Wood carving by Franz Krajkeburg

The demonstrators broke the branches of this piece of wood and threw it away. The piece is estimated at three hundred thousand riyals.

Mr. Krajcberg was originally from Poland but ended up in Brazil after World War II. His entire family died in a concentration camp.

Chairs designed by Polish architect and designer Jorge Zalzubin

The benches, which were used by members of the Federal Supreme Court, were reportedly torn from the floor, and a video on social media shows them being thrown into the street.

Mr. Zalzubin was a Jew born in Warsaw who survived the Holocaust by fleeing to Romania before moving to Brazil – and was considered one of the most important designers in the country.

Desk used by Brazilian President Juscelino Kubitschek, the Brazilian leader who ordered the construction of Brasília

The government said the rioters used the table as a barricade. Her general condition has not yet been evaluated.
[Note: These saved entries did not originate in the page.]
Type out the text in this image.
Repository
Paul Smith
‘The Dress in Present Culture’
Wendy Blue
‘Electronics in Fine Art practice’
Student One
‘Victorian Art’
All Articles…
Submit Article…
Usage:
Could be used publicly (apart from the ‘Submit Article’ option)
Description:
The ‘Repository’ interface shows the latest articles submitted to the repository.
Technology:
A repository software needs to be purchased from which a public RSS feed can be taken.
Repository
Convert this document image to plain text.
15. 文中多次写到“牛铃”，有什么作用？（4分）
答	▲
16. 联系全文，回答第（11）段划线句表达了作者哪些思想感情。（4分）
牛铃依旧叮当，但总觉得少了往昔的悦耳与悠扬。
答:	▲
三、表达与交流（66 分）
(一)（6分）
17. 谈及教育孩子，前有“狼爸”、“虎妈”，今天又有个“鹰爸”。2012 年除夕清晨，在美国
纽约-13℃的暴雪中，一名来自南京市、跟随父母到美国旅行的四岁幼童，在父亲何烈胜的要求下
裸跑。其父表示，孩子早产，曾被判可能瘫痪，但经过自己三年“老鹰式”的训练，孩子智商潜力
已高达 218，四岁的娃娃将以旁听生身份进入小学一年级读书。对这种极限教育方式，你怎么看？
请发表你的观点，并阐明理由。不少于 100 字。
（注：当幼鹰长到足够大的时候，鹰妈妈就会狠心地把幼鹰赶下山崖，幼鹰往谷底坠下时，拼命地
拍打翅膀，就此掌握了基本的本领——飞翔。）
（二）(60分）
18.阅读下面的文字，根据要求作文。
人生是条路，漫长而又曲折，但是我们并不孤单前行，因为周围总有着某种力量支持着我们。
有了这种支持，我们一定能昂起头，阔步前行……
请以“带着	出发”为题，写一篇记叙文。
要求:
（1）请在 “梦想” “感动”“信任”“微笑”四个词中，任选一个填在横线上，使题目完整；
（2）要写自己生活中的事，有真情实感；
Table presentation by Sergio Rodrigues

The glass viewing window, which contained information on the acting president, was shattered.

Balthazar Martinot watch

The 17th-century grandfather of Balthasar Martinot (1636-1714) – Louis XIV watchmaker – was a gift from France to King Dom João IV, who ruled Brazil and Portugal.

According to the Brazilian government, there are only two Martinot-designed watches like this in the world.

“The other one is on display in the Palace of Versailles, but it is half the size of the piece, which was completely destroyed by the invaders,” the government said in a statement.

An art specialist said the damage was irreparable.